Companies faulted for shipping flawed software

Software companies should take a hint from clothing companies and include “inspected by” tags with their products, said Howard Schmidt, a former information security adviser to President Bush who is now eBay’s chief information security officer.

Schmidt said companies should offer software buyers a level of assurance that what they’re purchasing is secure. “Here are 87 conditions you have to test for, and we want a little slip in there so we can go back and say, ‘You did it,’ or ‘No, you didn’t.’”

Such an inspection system could help enforce consequences for software companies for not including adequate security, Schmidt said. Consequences could include withholding payment or not renewing contracts.

Schmidt spoke Aug. 25 in Washington, D.C., at an event sponsored by Fortify Software. The company sells information security software tools. Schmidt is a member of Fortify’s board of directors.

“We have to start getting to the root of the problem -– writing more secure code,” Schmidt said. Well-known software flaws such as buffer overruns are not found and removed before vendors ship the software, he said.

The Defense Department runs two software security programs, the Common Criteria Certification program and, in cooperation with the National Institute of Standards and Technology, the National Information Assurance Partnership. Neither program checks for security at the code level, Schmidt said. Removing code flaws needs to be part of the certification process, he said.

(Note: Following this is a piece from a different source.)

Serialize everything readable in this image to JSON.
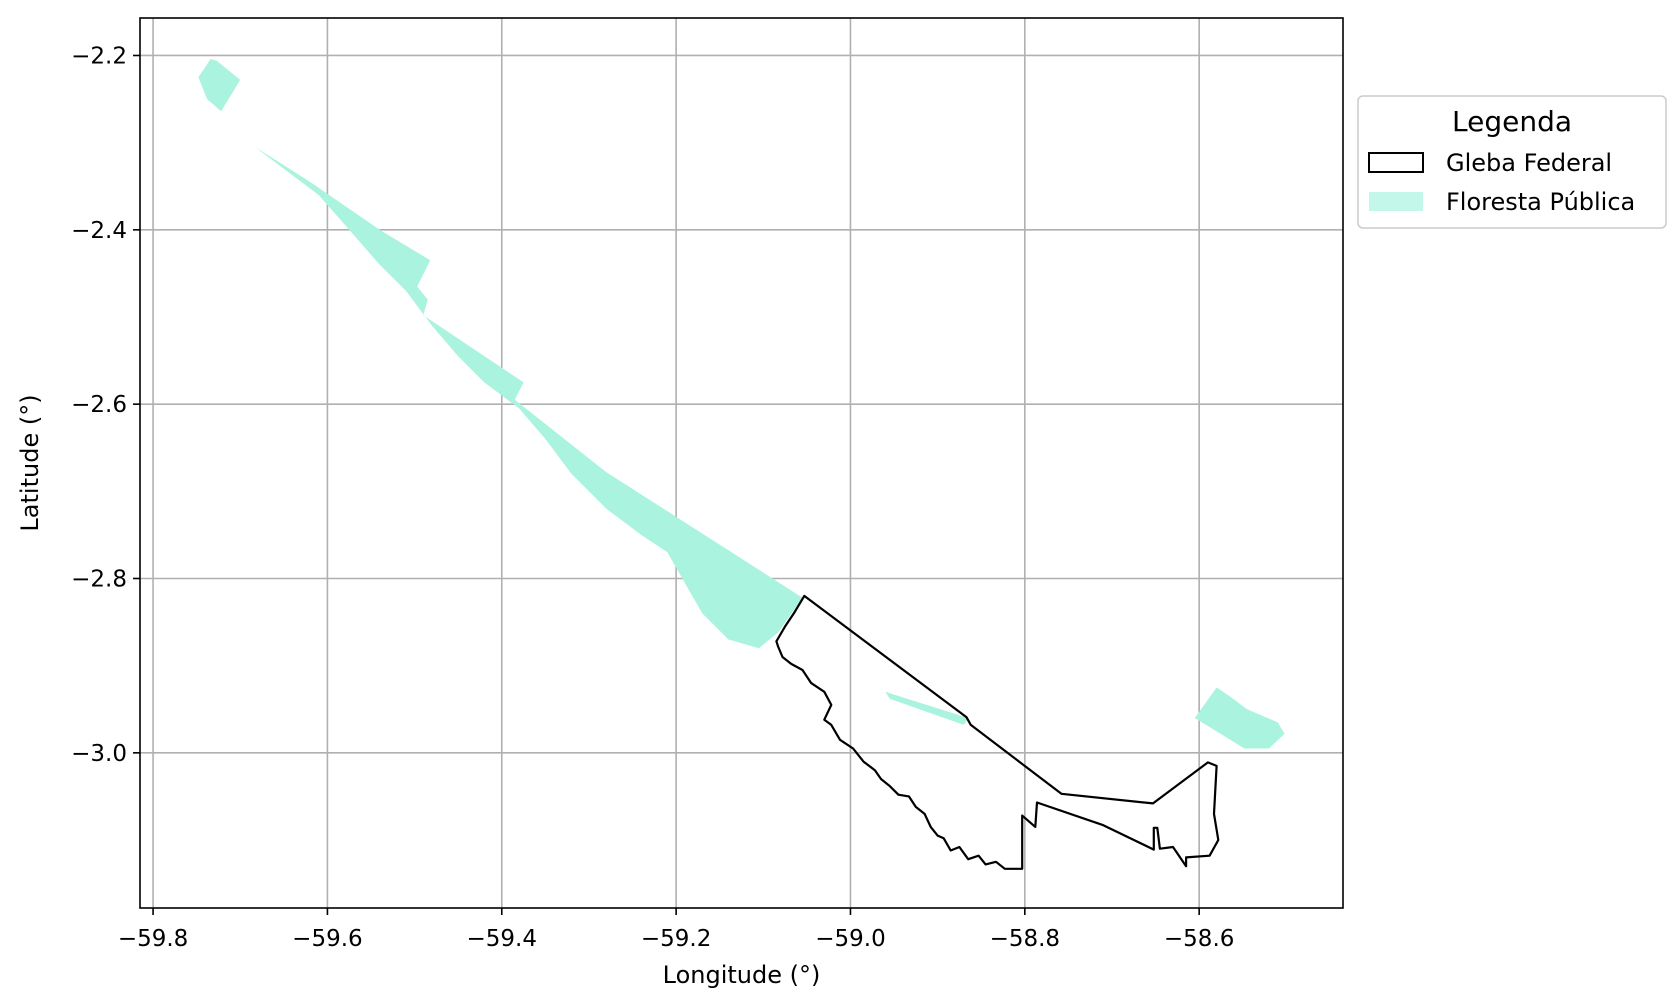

No excuse exists for not performing code checks for security, Schmidt said, adding that information assurance tools are more robust and easier to use than ever. “I’m beginning to believe that we can put a big dent in the number of vulnerabilities out there,” he said.

Government regulation could be a major force in driving computer companies to vet their products before selling them, said Roger Thornton, Fortify’s co-founder and chief technology officer.

“The federal government is afraid it doesn’t have influence on software companies,” Thornton said. But large companies are as motivated by government regulation as they are by bad press coverage when their products are compromised, he said. The federal government “will have a giant influence on the software industry.”

Government procurement regulations should include information assurance analysis, Schmidt said, adding that companies overseas are already starting to write contracts that require security checks of the software they buy.

Federal agencies can use their relationships with systems integrators to require a formal security assurance check as part of the contracting process, Thornton said.

The government has taken a major step to show that it takes cybersecurity seriously by promoting the Homeland Security Department’s national cybersecurity director position to the assistant secretary level, Schmidt said.

The new assistant secretary for cyber and telecommunications will help the private sector understand interdependencies among sectors and what they can do to mitigate risk, he said. The private sector will do most of the work, however, because it owns and operates 85 percent of the country’s critical infrastructure.